Михайло повторил вопрос и насторожился. Дарина посмотрела ему в глаза и проговорила, указывая рукой:
— Вон моя хата, третья в ряду, хоть и торопишься ты, но зайдем на минутку — я тебе все расскажу. Да и ты немного обогреешься. Небось проголодался. Еда скромная, но… чем богата… Я… я тебе все расскажу.
В маленькой и почти пустой хате она сняла с головы поношенный платок, бросила куда-то в угол стеганку, провела рукой по скамье, стоявшей под окном, и пригласила гостя сесть.
— Раздеваться не предлагаю — не топлено у меня… Когда наши вернулись, мы обо всем забыли. Стоим на улице и смотрим, смотрим и глазам своим не верим, что вот они — наши… Все глаза проглядели, ожидая вас. — Окинув взглядом комнату, смущенно улыбнулась: — Извини и за то, что принимаю в таком пустыре… Фашисты все забрали. Все! Остались без ничего. Мать убили. Когда отбирали корову, мать за поводок ухватилась, не отдавала. Ну, ее и… Прямо посреди двора…
Лесняк молча слушал, качал головой. Сидя на скамье и наблюдая за суетливыми жестами Дарины, понимал, что она тянет время, не торопится говорить об Оксане. Он напомнил:
— Ты, Дарина, обещала про Оксану… Что с ней?
— Расскажу… все расскажу… — проговорила она, садясь на скамью рядом с Лесняком. Потом закрыла лицо руками и заголосила: — Я расскажу, Мишко… Но лучше бы ни мне, ни тебе не знать этого… Ой, Мишко… какое горе, какое горе!.. Знаешь ты или нет? Училась она с одним хлопцем в школе с первого по десятый класс. Очень крепко они дружили. А потом вдруг поссорились. Перед самым выпускным вечером. А осенью он пошел в армию, Оксана же поехала учиться в университет. Они даже не переписывались, видимо считали, что между ними все кончено. А потом — война…
Михайло слушал с замиранием сердца, он догадывался, что для него Оксана потеряна. Дарина торопливо рассказывала, а к нему, словно сквозь сон, доходили ее слова.

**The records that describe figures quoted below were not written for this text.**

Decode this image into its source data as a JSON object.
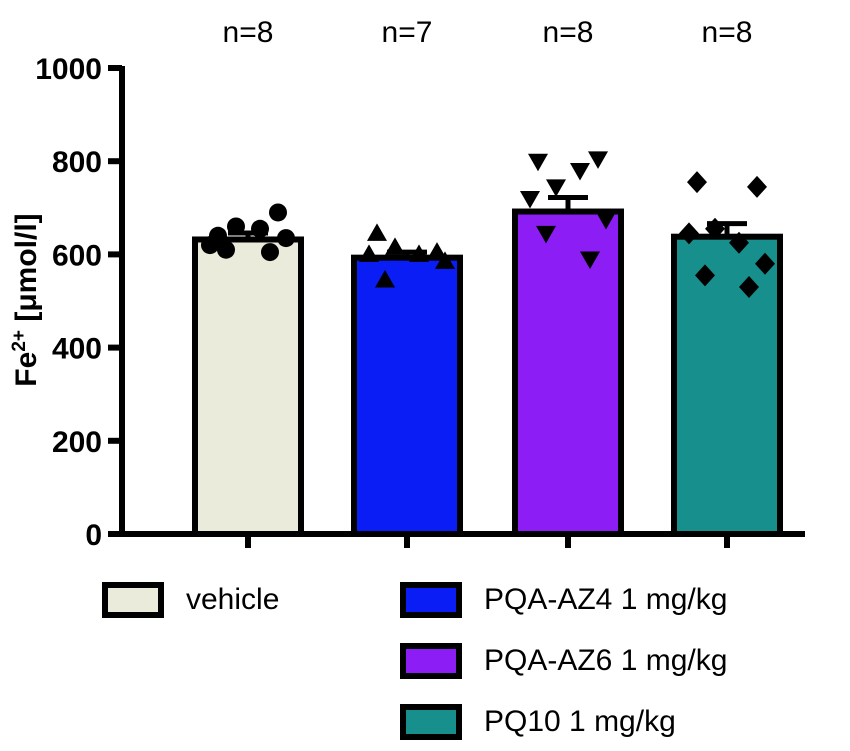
{
  "chart_data": {
    "type": "bar",
    "title": "",
    "xlabel": "",
    "ylabel": "Fe",
    "ylabel_superscript": "2+",
    "ylabel_unit": " [μmol/l]",
    "ylim": [
      0,
      1000
    ],
    "yticks": [
      "0",
      "200",
      "400",
      "600",
      "800",
      "1000"
    ],
    "categories": [
      "vehicle",
      "PQA-AZ4 1 mg/kg",
      "PQA-AZ6 1 mg/kg",
      "PQ10 1 mg/kg"
    ],
    "values": [
      632,
      593,
      692,
      638
    ],
    "sem": [
      14,
      12,
      30,
      28
    ],
    "n_labels": [
      "n=8",
      "n=7",
      "n=8",
      "n=8"
    ],
    "colors": [
      "#ebebdb",
      "#0a1df5",
      "#8c1df5",
      "#178f8c"
    ],
    "markers": [
      "circle",
      "triangle",
      "triangle-down",
      "diamond"
    ],
    "points": [
      [
        640,
        690,
        660,
        655,
        620,
        635,
        610,
        605
      ],
      [
        645,
        605,
        615,
        600,
        600,
        585,
        545
      ],
      [
        800,
        805,
        745,
        780,
        720,
        675,
        645,
        590
      ],
      [
        755,
        745,
        655,
        625,
        645,
        580,
        555,
        530
      ]
    ],
    "legend": [
      "vehicle",
      "PQA-AZ4 1 mg/kg",
      "PQA-AZ6 1 mg/kg",
      "PQ10 1 mg/kg"
    ]
  }
}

— Осенью сорок первого, — продолжала Дарина, — когда фашисты были уже на Донбассе, кто-то известил Оксану, что Яков, тот бывший ее одноклассник, находится на каком-то руднике, в лагере военнопленных. В то время немцы еще кое-кого из пленных за выкуп отпускали. Приходили за ними матери, сестры, жены или просто чужие женщины, приносили немцам сало, яйца, золотые перстни и серьги. Кто имел какую-либо ценность — отдавал в обмен на пленного. Родители же Якова эвакуировались, вот он и попросил кого-то передать Оксане, чтобы пришла, сказалась его женой, дала бы за него фашистам выкуп. Ну кто из девчат, будучи на ее месте, не пошел бы? Как там ни ссорились они, но все же он воевал, оказался в такой беде, может, ему и смерть грозила. Надо было спасать. Пошла и Оксана. И, как назло, оделась, глупая, во все лучшее, что у нее было. Принесла какой-то выкуп, а немец, начальник, выкупа не берет — соглашается просто так отпустить ее «мужа», без выкупа, если Оксана останется у него на ночь. Оксана убежала, потом пришла к лагерю, долго бродила там, пока не перебросилась словом с Яковом. Плача, сказала ему, что запросил от нее фашист. Яков же слезно умолял ее, говорил, что завтра их вывезут куда-то на Запад, может даже в Германию, и он там погибнет. Потом обещал жениться на Оксане.